Quelques-uns de ses compagnons de déportation évoquent sa vie et ses souffrances au camp (souffrances accrues du fait que ses lunettes ont été brisées lors des interrogatoires).

 

« J'ai connu (M.Audouy.) au camp d'Allach (entre Dachau et Munich) le 1 er septembre (...) Nous étions affectés au Kommando du magasin (de l'usine B.M. W.) ... Votre mari y travaillait assis (...) On lui avait réservé, vu son âge, le moins fatigant des travaux (...) Un requis de Toulouse lui procurait du pain et de la soupe presque chaque jour (...) Il lui a trouvé de bons souliers, des chaussettes et un cache-col (...)

 Le matin, au réveil à 4 heures 30, je prenais votre mari par le bras et le guidais dans la nuit froide et humide pour aller au lavabo, à cent mètres du block (...) Puis venaient le rassemblement et le départ, je lui donnais toujours le bras pour le soutenir car la route à faire (2 km) était difficile et mal éclairée.

 Bien souvent, un camarade du Midi lui prenait l'autre bras (...) En février, fatigué et épuisé, il est entré au block de repos où il est resté une quinzaine (...)

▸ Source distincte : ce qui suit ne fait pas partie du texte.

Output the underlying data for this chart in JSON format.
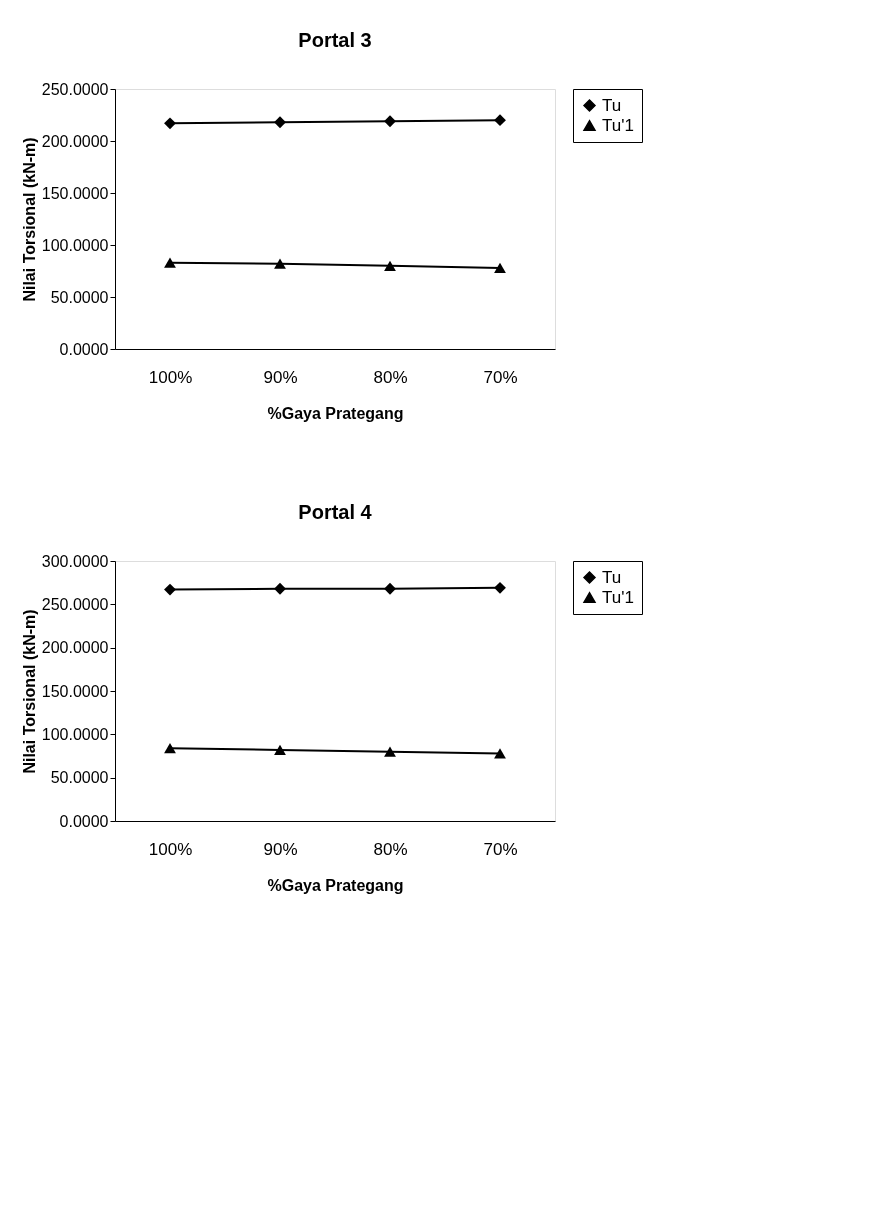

 Fin mars, le kommando du magasin a été réduit et nous nous sommes perdus de vue ».

(P Prieur ISoissons)

 

 Début avril, Marius Audouy, « surpris par un Kapo allemand en train de dormir dans une travée de l'usine (...) est affecté, en raison de son âge, aux jardins de l'usine (...) Nous le voyions péricliter malgré les colis (de la Croix -Rouge). Il partageait les colis - quel socialisme généreux, quel sacerdoce - et se privait pour soulager volontiers un malade ou un affamé slave (...) Nous parlions durant ce simulacre de travail, de souvenirs communs, olfactifs et gustatifs même, de la famille, de la petite patrie, de la grande, (...) de l'épuration, car il savait qui l'avait dénoncé (...) Il ne regrettait rien, il aurait repris la même route face à l'ennemi de l'intérieur, car ce serment au Maréchal, (la dénonciation du milicien de Revel avait indiqué que Marius Audouy avait refusé de prêter serment à Pétain) on ne lui eût jamais arraché, jamais extorqué... » (C.Temerson/Paris)

 

« À cette époque, il revint au camp, et je fus moi-même envoyé à la réparation des voies ferrées et nos relations devinrent plus espacées. J'appris par des camarades que son état de santé devenait mauvais, qu'il souffrait de dysenterie ... Le 26 avril (1945), je le vis encore à l'appel de tous les détenus ; sa maigreur et sa mauvaise mine me peinèrent... » (P.Lecène/Cher)

 

 « Le 27 avril, sûr comme nous tous de la victoire, il a été admis à l'infirmerie.

Hélas, il venait trop tard (...) Je n'oserais affirmer qu'il pesait alors 40 kg (...)

 Il est mort sans souffrance, sans se voir mourir, avec l'espoir qu'en se réveillant, il verrait les Américains... » (G.Ory)

 

En fait, Marius Audouy s'est éteint le 30 avril 1945, le jour même où les Américains libéraient ce camp de la mort.